23 Juni 2009

Mencari Tahu Kehidupan Malam di Jayapura (Bagian 1)
Booking Duduk Rp 50 Ribu

Bisnis prostitusi di bar-bar bukan rahasia umum lagi. Dikenal dengan BL (Boking Luar), bisnis ini jadi bisnis sampingan bar-bar di Jayapura. Lalu adakah trafficking?
ilustrasi dugem
Illustrasi


Liputan: Gatot Aribowo

LAJU kendaraan roda empat yang kami tumpangi perlahan mendekat areal parkiran sebuah bar yang ada di kawasan Entrop, Jayapura. Berderet di kawasan itu ada 2 bar berhadapan. Satu bar di sisi kanan pindahan dari bar yang ada di Polimak.

Bar di sisi kiri areal parkir sudah tak muat. Sedikitnya 18 mobil berderet di areal parkir dalam itu. Sementara bar di sisi kanan masih ada yang kosong. Tampaknya kalah saingan dengan tetangganya. Tujuan kami ke bar di sisi kiri. "(suasana) Musiknya lebih enak," kata kawan yang duduk di sisi kiri sopir kami.

Ia cukup mengenal kehidupan bar. Ia termasuk unik. Tak suka minum bir dan tak suka ditemani wanita.
Tapi sangat heboh. Apalagi saat musiknya hip-hop. Tubuhnya yang bulat padat akan jingkrak-jingkrak. "Saya berkunjung ke bar untuk menikmati musik dan suasananya. Kalau minum, hanya pesan aqua. Bisa habis lebih lima botol, hahahaha...."

Sesaat arah parkir kami menuju areal luar. Di situ juga telah berderet kendaraan roda empat. Malam minggu itu sepertinya padat pengunjung. Benar, saat kaki kami melangkah masuk di hall bar, meja telah terisi semuanya. Terpaksa berdiri sejenak. Pengunjung yang menemani berdiri juga banyak.

Asap rokok menyesaki udara ruangan dingin ber-AC. Hingar musik dengan grup band yang didatangkan dari Manado membuat kaki-kaki pengunjung berjingkrak-jingkrak. Botol-botol bir berderet di meja-meja pengunjung. Tawa cekikikan gadis-gadis bar bersama tamunya serasa tenggelam di tengah-tengah kencangnya tata suara ruangan hall.

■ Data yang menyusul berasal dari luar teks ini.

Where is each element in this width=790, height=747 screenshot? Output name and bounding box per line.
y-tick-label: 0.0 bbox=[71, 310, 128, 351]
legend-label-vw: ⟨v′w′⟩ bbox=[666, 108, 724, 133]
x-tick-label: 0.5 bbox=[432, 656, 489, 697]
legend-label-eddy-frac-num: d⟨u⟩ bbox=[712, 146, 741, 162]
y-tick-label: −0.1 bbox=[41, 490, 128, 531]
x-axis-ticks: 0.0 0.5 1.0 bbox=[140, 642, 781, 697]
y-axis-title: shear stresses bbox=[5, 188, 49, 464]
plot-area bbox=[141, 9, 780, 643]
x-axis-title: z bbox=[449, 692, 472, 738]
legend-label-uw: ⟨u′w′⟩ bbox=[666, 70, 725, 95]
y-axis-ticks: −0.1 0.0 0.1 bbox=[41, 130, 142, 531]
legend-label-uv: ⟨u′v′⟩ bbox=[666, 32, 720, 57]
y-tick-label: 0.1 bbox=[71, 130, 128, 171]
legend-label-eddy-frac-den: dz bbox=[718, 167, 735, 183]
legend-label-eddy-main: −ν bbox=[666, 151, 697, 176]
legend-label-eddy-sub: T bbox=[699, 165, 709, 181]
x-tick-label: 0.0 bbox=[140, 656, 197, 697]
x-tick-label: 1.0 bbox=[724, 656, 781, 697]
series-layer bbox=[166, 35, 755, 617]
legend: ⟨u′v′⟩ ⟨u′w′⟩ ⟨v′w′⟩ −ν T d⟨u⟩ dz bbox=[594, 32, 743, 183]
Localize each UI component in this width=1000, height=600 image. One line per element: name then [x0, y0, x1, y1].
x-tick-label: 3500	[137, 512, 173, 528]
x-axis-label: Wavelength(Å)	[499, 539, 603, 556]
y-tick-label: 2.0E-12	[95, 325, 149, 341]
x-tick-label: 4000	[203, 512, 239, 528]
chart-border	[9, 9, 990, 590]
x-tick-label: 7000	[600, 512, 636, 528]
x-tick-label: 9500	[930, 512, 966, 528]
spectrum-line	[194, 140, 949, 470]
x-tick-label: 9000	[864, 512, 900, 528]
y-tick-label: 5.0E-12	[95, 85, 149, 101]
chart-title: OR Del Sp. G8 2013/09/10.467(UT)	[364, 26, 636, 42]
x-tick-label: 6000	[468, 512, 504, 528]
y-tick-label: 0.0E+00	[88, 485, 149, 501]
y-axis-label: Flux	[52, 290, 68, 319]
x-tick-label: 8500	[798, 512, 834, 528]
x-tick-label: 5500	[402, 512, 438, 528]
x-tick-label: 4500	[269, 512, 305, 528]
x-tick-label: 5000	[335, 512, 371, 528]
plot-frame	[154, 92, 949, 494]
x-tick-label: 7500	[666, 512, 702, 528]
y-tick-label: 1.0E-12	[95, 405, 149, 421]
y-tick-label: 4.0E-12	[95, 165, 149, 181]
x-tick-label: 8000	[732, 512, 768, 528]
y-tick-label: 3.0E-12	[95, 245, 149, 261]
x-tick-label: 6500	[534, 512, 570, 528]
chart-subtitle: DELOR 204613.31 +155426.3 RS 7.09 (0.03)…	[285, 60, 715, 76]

Degupan suara bas yang keluar memicu jantung berdetak lebih kencang. Deg-deg-deg, terasa sekali dalam dada. Apalagi saya tidak terbiasa masuk ke bar. Hanya sesekali, sekedar memuaskan rasa ingin tahu kehidupan penikmat-penikmat hiburan malam. Saya sendiri sulit menikmati kehidupan seperti itu.

Bertemu dengan seorang kenalan yang bekerja di situ, saya memintanya untuk mencarikan satu gadis bar yang bisa saya ajak ngobrol. "Tunggu sebentar, Mas. Saya bilang ke mami dulu," ujarnya.

Mami sebutan bos di bar. Persis seperti panggilan germo di lokalisasi PSK.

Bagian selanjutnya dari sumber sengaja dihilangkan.